Bachelot heureuse de passer du ministère à la « vraie vie »

Dans une interview pour « TéléObs », Roselyne Bachelot, l’ancienne ministre reconvertie dans l’animation télévisuelle, a évoqué son changement de statut. Elle se dit comblée par sa nouvelle situation qui lui permet de redécouvrir « la vraie vie ». Un entretien qui en dit long à la fois sur la déconnexion du réel de nos dirigeants politiques et sur les valeurs engendrées par la société du spectacle.

« Je tourne les pages de la vie sans regret« , c’est avec ces mots que Roselyne Bachelot, ministre de l’Écologie et du Développement durable de 2002 à 2004, ministre de la Santé, de la Jeunesse et des Sports de 2007 à 2010 et ministre des Solidarités et de la Cohésion sociale, de 2010 à 2012, évoque sa nouvelle vie de starlette de la TNT, où elle officie comme chroniqueuse dans l’émission de la chaine D8, le Grand 8, animée par Laurence Ferrari.

Qu’une femme ayant exercé de telles responsabilités se contente de ça est assez instructif sur les mentalités contemporaines.

Le première argument brandi par Bachelot pour justifier son renoncement à la vie politique est celui de la « proximité », terme galvaudé qui signifie désormais une sorte de médiocrité, une volonté du peuple de voir des gens normaux, simples, comme eux. Bref, il s’agit de l’érection du passable, du banal, du petit en vertus cardinales.

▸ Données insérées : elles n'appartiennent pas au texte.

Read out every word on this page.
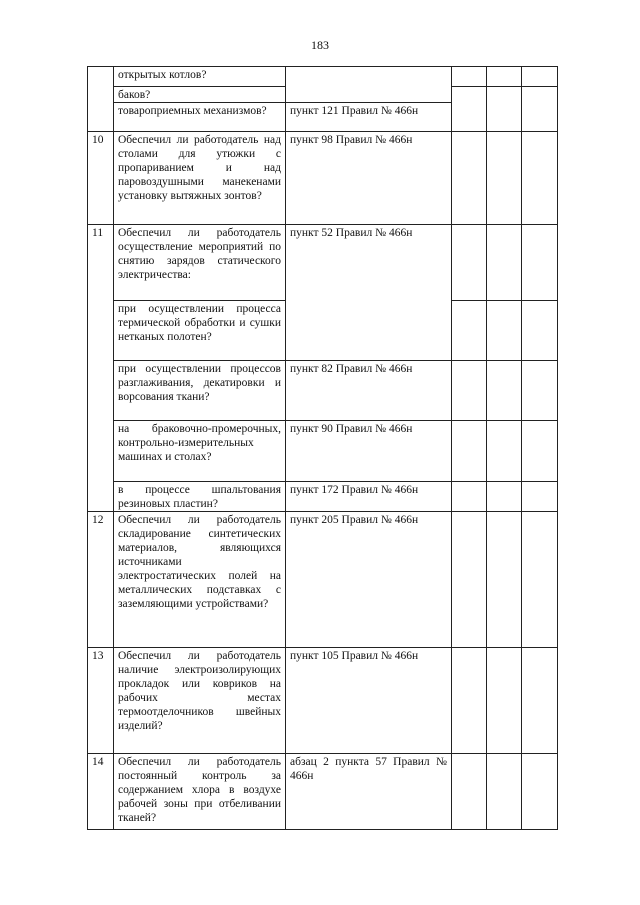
183
	открытых котлов?				
	баков?				
	товароприемных механизмов?	пункт 121 Правил № 466н			
10	Обеспечил ли работодатель над столами для утюжки с пропариванием и над паровоздушными манекенами установку вытяжных зонтов?	пункт 98 Правил № 466н			
11	Обеспечил ли работодатель осуществление мероприятий по снятию зарядов статического электричества:	пункт 52 Правил № 466н			
	при осуществлении процесса термической обработки и сушки нетканых полотен?				
	при осуществлении процессов разглаживания, декатировки и ворсования ткани?	пункт 82 Правил № 466н			
	на браковочно-промерочных, контрольно-измерительных машинах и столах?	пункт 90 Правил № 466н			
	в процессе шпальтования резиновых пластин?	пункт 172 Правил № 466н			
12	Обеспечил ли работодатель складирование синтетических материалов, являющихся источниками электростатических полей на металлических подставках с заземляющими устройствами?	пункт 205 Правил № 466н			
13	Обеспечил ли работодатель наличие электроизолирующих прокладок или ковриков на рабочих местах термоотделочников швейных изделий?	пункт 105 Правил № 466н			
14	Обеспечил ли работодатель постоянный контроль за содержанием хлора в воздухе рабочей зоны при отбеливании тканей?	абзац 2 пункта 57 Правил № 466н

« Après avoir été escortée pendant trente ans, je redécouvre la vraie vie », précise-t-elle, avant d’exprimer sa volonté de « parler de tout, de la vraie vie des gens ».

L’aveu innocent de l’ancienne ministre démontre à la fois cette nouvelle aspiration au médiocre d’une civilisation, illustrée par l’avènement de la téléréalité et la déconnexion croissante des dirigeants politiques, placés dans des bulles, isolés du reste de la population et qui ne comprennent plus rien aux problèmes concrets sur lesquels ils légifèrent pourtant.

Finalement, Roselyne Bachelot ne fait que participer au nivellement par le bas ambiant, alimenté par un relativisme exacerbé : il n’existe plus de beau, plus de vrai, plus de bien puisque « chacun a sa vérité », « les gouts et les couleurs ne se discutent pas », »ce qui est bien dans certaines civilisations peut être mal vu dans d’autres »…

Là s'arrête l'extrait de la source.